Para quem por ventura ainda não saiba, na minha página no facebook eu tenho feito breves resenhas de filmes em anime, com uma nova saindo todo domingo (bom… quase todo domingo…). Entretanto, para isso eu tendo a assistir literalmente qualquer coisa: recomendações de conhecidos, obras mais famosas, hypes do momento, ou qualquer coisa com um poster legal no My Anime List.
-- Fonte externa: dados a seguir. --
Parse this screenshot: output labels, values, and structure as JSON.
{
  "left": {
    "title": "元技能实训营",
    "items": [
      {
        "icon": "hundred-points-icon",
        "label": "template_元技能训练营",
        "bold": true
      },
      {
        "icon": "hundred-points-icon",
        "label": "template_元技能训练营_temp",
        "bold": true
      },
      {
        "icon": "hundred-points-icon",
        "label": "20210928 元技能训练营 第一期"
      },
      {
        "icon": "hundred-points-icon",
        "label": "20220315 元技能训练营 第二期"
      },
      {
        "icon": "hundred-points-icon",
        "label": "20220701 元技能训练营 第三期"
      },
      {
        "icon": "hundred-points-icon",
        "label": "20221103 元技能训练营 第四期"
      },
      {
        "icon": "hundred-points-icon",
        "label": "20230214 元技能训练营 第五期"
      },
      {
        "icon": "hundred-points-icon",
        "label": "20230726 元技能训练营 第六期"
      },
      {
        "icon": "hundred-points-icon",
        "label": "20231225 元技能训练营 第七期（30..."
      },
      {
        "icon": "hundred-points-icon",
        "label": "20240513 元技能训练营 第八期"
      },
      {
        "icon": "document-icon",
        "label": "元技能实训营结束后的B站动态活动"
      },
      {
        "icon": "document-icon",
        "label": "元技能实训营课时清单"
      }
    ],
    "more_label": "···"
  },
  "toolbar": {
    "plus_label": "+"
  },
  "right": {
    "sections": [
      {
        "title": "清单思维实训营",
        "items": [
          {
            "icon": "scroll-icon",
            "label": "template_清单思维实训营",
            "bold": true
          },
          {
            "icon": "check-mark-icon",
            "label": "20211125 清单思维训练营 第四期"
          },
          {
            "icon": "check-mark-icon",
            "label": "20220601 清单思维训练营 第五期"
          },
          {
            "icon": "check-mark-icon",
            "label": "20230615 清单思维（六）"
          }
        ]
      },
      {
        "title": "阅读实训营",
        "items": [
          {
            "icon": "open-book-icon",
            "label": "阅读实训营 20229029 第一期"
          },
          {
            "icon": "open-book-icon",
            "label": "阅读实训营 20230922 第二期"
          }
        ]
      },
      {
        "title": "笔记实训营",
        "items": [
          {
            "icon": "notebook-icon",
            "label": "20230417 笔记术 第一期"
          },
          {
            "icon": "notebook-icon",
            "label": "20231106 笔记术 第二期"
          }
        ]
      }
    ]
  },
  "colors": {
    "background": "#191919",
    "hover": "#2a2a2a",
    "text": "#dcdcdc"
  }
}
E, como resultado, eu algumas vezes acabo vendo uma obra… menos que impressionante, digamos assim. Por conta disso, já há algum tempo eu venho pensando em um tipo um pouco mais regular de lista, um no qual eu pegaria alguns dos melhores filmes que eu vou assistindo para recomendar para vocês. Obviamente, nisso entram também filmes que eu veja por fora desse quadro semanal da página, mas acho que já deu para pegar o espírito da coisa.
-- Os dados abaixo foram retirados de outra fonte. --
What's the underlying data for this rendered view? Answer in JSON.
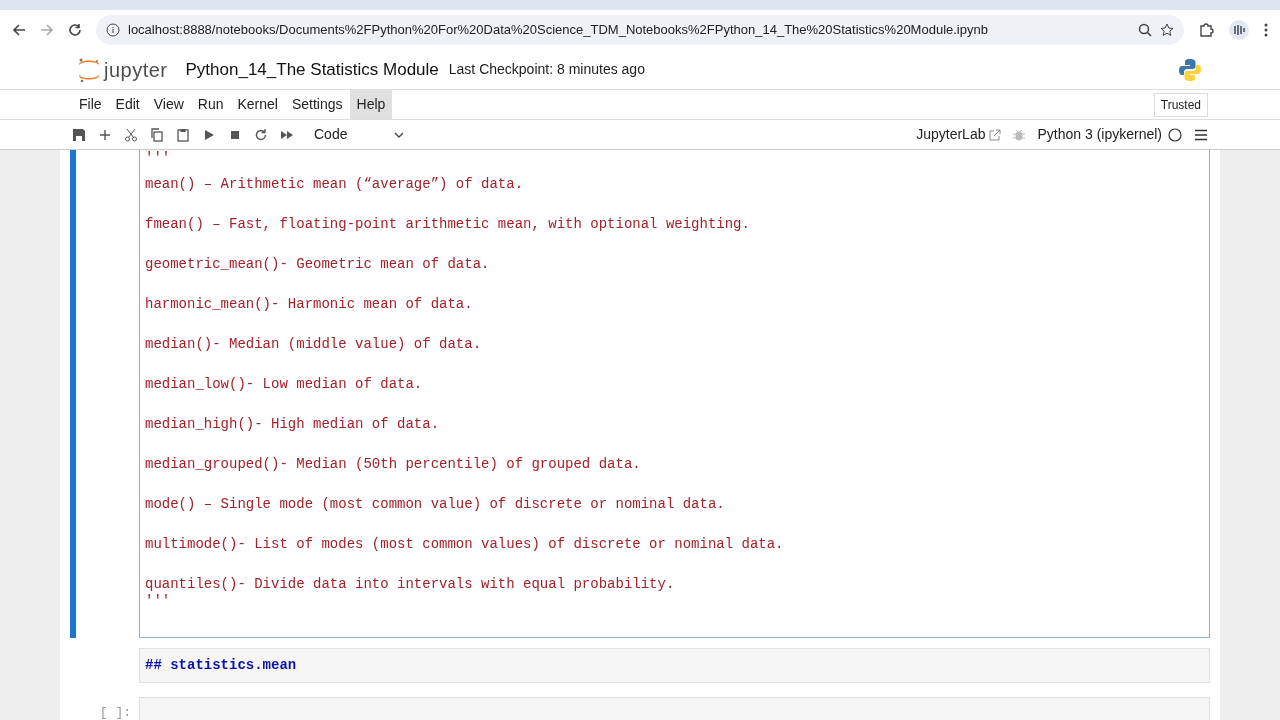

Agora, normalmente aqui no blog eu procuro falar de obras menos comentadas. Não necessariamente desconhecidas, mas apenas obras que você não vê as pessoas comentando com tanta frequência. E eu devo fazer isso aqui também… mas em entradas futuras. Essa primeira lista eu quero deixar para alguns filmes até que bem famosos, obras que, após assisti-las, me fizeram pensar que sua fama foi deveras merecida. Eu ainda reservei uma entrada para uma obra não tão conhecida, mas se você é um otaku hardcore com centenas de animes assistidos, provavelmente aqui não vai ter nada de novo para você. Mas se você viu poucos filmes em anime e quer algumas boas portas de entrada para este lado da mídia, aqui estão 5 que definitivamente valem o seu tempo.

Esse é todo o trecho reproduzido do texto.